Britain came under pressure Monday after Ecuador’s South American neighbours backed Quito’s decision to grant Julian Assange asylum, but he remained a virtual prisoner in its London embassy.
The WikiLeaks founder made a defiant appearance from the balcony of the Ecuador embassy on Sunday, accusing the United States of conducting a “witch hunt” against his websites and praising Ecuador’s “courage”.
Foreign ministers of the Union of South American Nations (UNASUR), meeting in Ecuador’s biggest city Guayaquil, expressed “solidarity” with the decision to grant asylum to the former computer hacker whose anti-secrecy website has enraged Washington.
They also declared support for Ecuador over the “threat of violation of its diplomatic mission”, a reference to Britain highlighting an obscure 1987 law under which its police could enter the embassy and extract Assange.
A joint statement at the end of the meeting did however urge Ecuador and Britain “to pursue dialogue in search of a mutually acceptable solution”.

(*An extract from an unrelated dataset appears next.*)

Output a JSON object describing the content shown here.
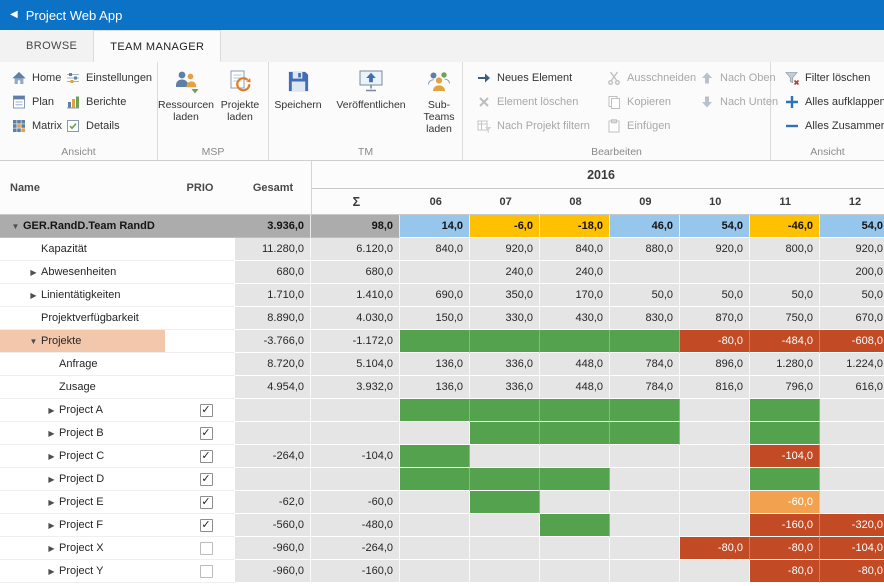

Assange walked into the embassy two months ago to avoid extradition to Sweden, where he is wanted for questioning over allegations of rape and molestation made by two female WikiLeaks volunteers.
He made no direct reference to the allegations in his speech on Sunday, which was made from the balcony because Britain has said Assange will be arrested if he sets foot outside the embassy.
The 41-year-old Australian and his supporters argue that the allegations are politically motivated and that he will eventually be extradited to the United States.
WikiLeaks angered the United States by releasing tens of thousands of classified documents about the wars in Iraq and Afghanistan, as well as often unflattering reports of US diplomats’ views on world leaders.
Assange on Sunday called for US soldier Bradley Manning, the alleged source of the trove of secret government documents leaked by WikiLeaks, to be released from a military prison, claiming he had undergone harsh treatment in detention.
Addressing around 200 of his supporters who came to hear the speech in an upmarket district of London, Assange criticised the suggestion that Britain could revoke the embassy’s diplomatic status and enter the building.
He also alleged that on the day before he was granted asylum he could hear “teams of police swarming up into the building through its internal fire escape”.
The embassy occupies a small part of the red-brick mansion block.
Britain insists it never threatened to invade the building and merely made the Ecuadoran government aware of the existence of the law.
The Foreign Office made no immediate response to the declaration of support for Ecuador made at the UNASUR meeting on Sunday.
Britain is already at loggerheads with UNASUR member Argentina, which claims sovereignty over the Falkland Islands.